Le PEA pour les PME peine à se dessiner

le 06/03/2013 L'AGEFI Quotidien / Edition de 7H

La députée Karine Berger semble sur la réserve. La Bourse des PME est au point mort

Illustration: PHB

Dans son pacte pour la croissance et la compétitivité de novembre dernier, le gouvernement avait promis de faciliter l’accès des PME et des ETI aux marchés de capitaux par la création d’une nouvelle Bourse des PME, soutenue par la mise en place d’un PEA-PME. Mais pour l’heure, l’une comme l’autre n’ont toujours pas vu le jour. La Place ne parvient pour le moment à aucun consensus sur chacun de ces deux projets, pourtant majeurs pour le financement des PME, chacun recherchant son propre intérêt.

Rien ne dit que le rapport Berger-Lefebvre sur l’épargne longue, attendu vers le 15 mars, soutiendra fortement ce projet gouvernemental de PEA-PME. Lors de la conférence organisée hier par l’association PME Finance, la députée PS Karine Berger s’est montrée plutôt réservée, estimant que le PEA-PME ne doit «pas être un outil de plus», et proposant plutôt de réallouer une partie de l’épargne en assurance-vie pour le financement des PME. Les Assises de l’entrepreneuriat, dont les conclusions sont attendues en avril, pourraient se prononcer en faveur de ce nouveau produit, et donner un avis sur le projet du Fonds d’investissement pour le développement des PME (Fide), sans contrainte de durée, proposé par PME Finance. En attendant, si les différents acteurs de la Place s’accordent sur le principe du PEA-PME, les divergences apparaissent dès qu’on aborde son contenu et ses modalités. Quoi qu’il en soit, la décision finale appartient au gouvernement.

PME Finance, qui avait lancé ce projet dès octobre 2011, milite pour une conception large de ce produit, ouvert aux titres (actions et obligations) de PME cotées ou non, dans le cadre d’une enveloppe de 132.000 euros de la même taille que le PEA actuel. En estimant que la moitié des 200.000 particuliers ayant un PEA au plafond, ouvre un PEA PME, ce dispositif pourrait apporter rapidement de 2 à 2,5 milliards d’euros, anticipe PME Finance.

A ceux qui arguent du manque de liquidité sur ces valeurs, PME Finance répond que ce PEA vient justement créer de la liquidité. D’autres invoquent le problème de l’évaluation des titres non cotés au sein des comptes-titres. Si d’aucuns soulèvent l’intérêt de mettre des obligations dans ces PEA, hormis la défiscalisation du coupon, d’autres y voient le moyen de promouvoir le marché obligataire des PME actuellement inexistant.

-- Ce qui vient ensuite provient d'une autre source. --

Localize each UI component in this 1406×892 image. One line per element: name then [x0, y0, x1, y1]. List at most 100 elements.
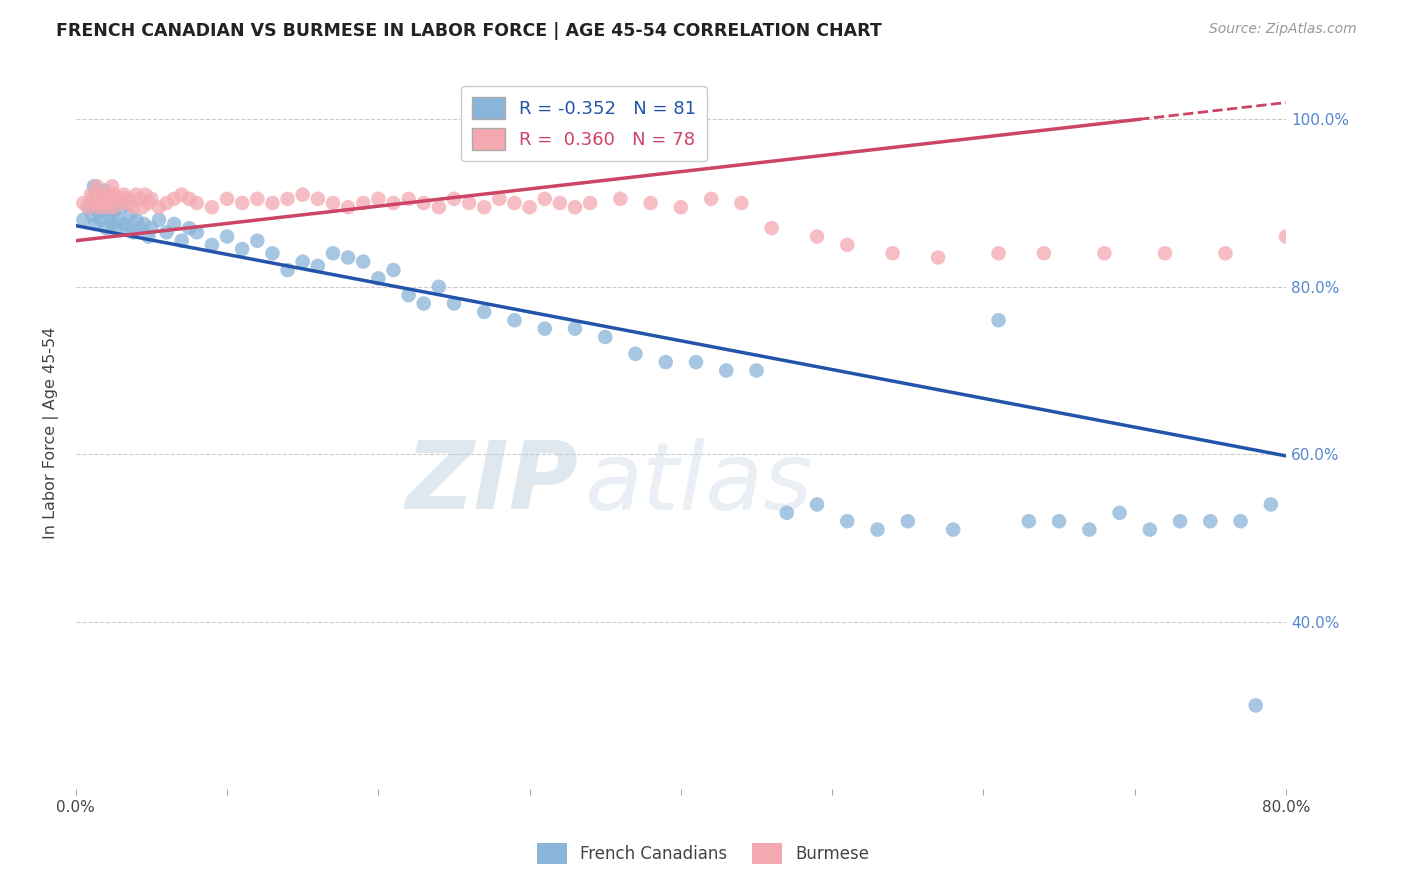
Point [307, 192, 329, 206]
Point [231, 196, 253, 211]
Point [398, 192, 420, 206]
Point [291, 254, 314, 268]
Text: ZIP: ZIP [405, 437, 578, 529]
Y-axis label: In Labor Force | Age 45-54: In Labor Force | Age 45-54 [44, 327, 59, 540]
Point [186, 225, 208, 239]
Point [1260, 498, 1282, 512]
Point [624, 347, 647, 361]
Point [86, 187, 108, 202]
Point [122, 200, 145, 214]
Point [170, 234, 193, 248]
Point [1244, 698, 1267, 713]
Point [91, 192, 114, 206]
Point [262, 196, 284, 211]
Point [96, 196, 118, 211]
Point [472, 200, 495, 214]
Point [579, 196, 602, 211]
Point [277, 192, 299, 206]
Point [655, 355, 678, 369]
Point [1078, 523, 1101, 537]
Point [100, 196, 122, 211]
Point [1199, 514, 1222, 528]
Point [125, 212, 148, 227]
Point [80, 187, 103, 202]
Text: atlas: atlas [583, 438, 813, 529]
Point [86, 179, 108, 194]
Point [806, 498, 828, 512]
Text: Source: ZipAtlas.com: Source: ZipAtlas.com [1209, 22, 1357, 37]
Point [128, 221, 150, 235]
Point [533, 192, 555, 206]
Point [262, 246, 284, 260]
Point [427, 200, 450, 214]
Point [90, 212, 112, 227]
Point [761, 221, 783, 235]
Point [730, 196, 752, 211]
Point [105, 196, 128, 211]
Point [548, 196, 571, 211]
Point [94, 221, 117, 235]
Text: FRENCH CANADIAN VS BURMESE IN LABOR FORCE | AGE 45-54 CORRELATION CHART: FRENCH CANADIAN VS BURMESE IN LABOR FORC… [56, 22, 882, 40]
Point [927, 251, 949, 265]
Point [215, 192, 238, 206]
Point [115, 192, 138, 206]
Point [163, 192, 186, 206]
Point [866, 523, 889, 537]
Point [1336, 242, 1358, 256]
Point [1168, 514, 1191, 528]
Point [1275, 229, 1298, 244]
Point [669, 200, 692, 214]
Point [89, 192, 111, 206]
Point [112, 187, 135, 202]
Point [367, 271, 389, 285]
Point [1047, 514, 1070, 528]
Point [307, 259, 329, 273]
Point [593, 330, 616, 344]
Point [322, 246, 344, 260]
Point [806, 229, 828, 244]
Point [882, 246, 904, 260]
Point [84, 217, 107, 231]
Point [87, 200, 110, 214]
Point [107, 192, 129, 206]
Point [337, 251, 360, 265]
Point [104, 187, 127, 202]
Point [179, 192, 201, 206]
Point [564, 200, 586, 214]
Point [170, 187, 193, 202]
Point [141, 192, 163, 206]
Point [89, 187, 111, 202]
Point [93, 196, 115, 211]
Point [700, 192, 723, 206]
Point [141, 221, 163, 235]
Point [110, 200, 132, 214]
Point [367, 192, 389, 206]
Point [155, 196, 177, 211]
Legend: French Canadians, Burmese: French Canadians, Burmese [530, 837, 876, 871]
Point [87, 204, 110, 219]
Point [80, 196, 103, 211]
Point [488, 192, 510, 206]
Point [77, 200, 100, 214]
Point [122, 225, 145, 239]
Point [112, 217, 135, 231]
Point [201, 238, 224, 252]
Point [837, 514, 859, 528]
Point [77, 200, 100, 214]
Point [134, 187, 156, 202]
Point [716, 363, 738, 377]
Point [352, 196, 374, 211]
Point [148, 200, 170, 214]
Point [897, 514, 920, 528]
Point [82, 192, 104, 206]
Point [987, 246, 1010, 260]
Point [94, 200, 117, 214]
Point [163, 217, 186, 231]
Point [443, 192, 465, 206]
Point [215, 229, 238, 244]
Point [115, 221, 138, 235]
Point [1229, 514, 1251, 528]
Point [84, 196, 107, 211]
Point [98, 192, 121, 206]
Point [472, 305, 495, 319]
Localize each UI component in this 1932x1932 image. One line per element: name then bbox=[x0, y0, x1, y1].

L’autre engagement du gouvernement pour le financement des PME-ETI, la Bourse de l’Entreprise, «est au point mort» selon Thierry Giami, président de l’Observatoire du financement par le marché. Pour Nyse Euronext, les discussions se poursuivent. Toutefois, le Haut Comité de Place, qui devait installer cette Bourse des PME en début d’année, ne s’est toujours pas tenu. Si Nyse Euronext semble avoir légèrement amélioré ses propositions faites fin 2012, la Place ne semble toujours pas satisfaite et Bercy tient à un consensus minimum avant de lancer ce projet. Aussi, pour débloquer cette situation, trois options restent ouvertes: Nyse Euronext répond à certaines attentes de la Place, notamment l’ouverture significative du capital; un opérateur européen s’installe en France; ou encore les pouvoirs publics demandent à des investisseurs français d’investir dans une plateforme. La dynamique devrait sans doute naître d’un mix de ces solutions.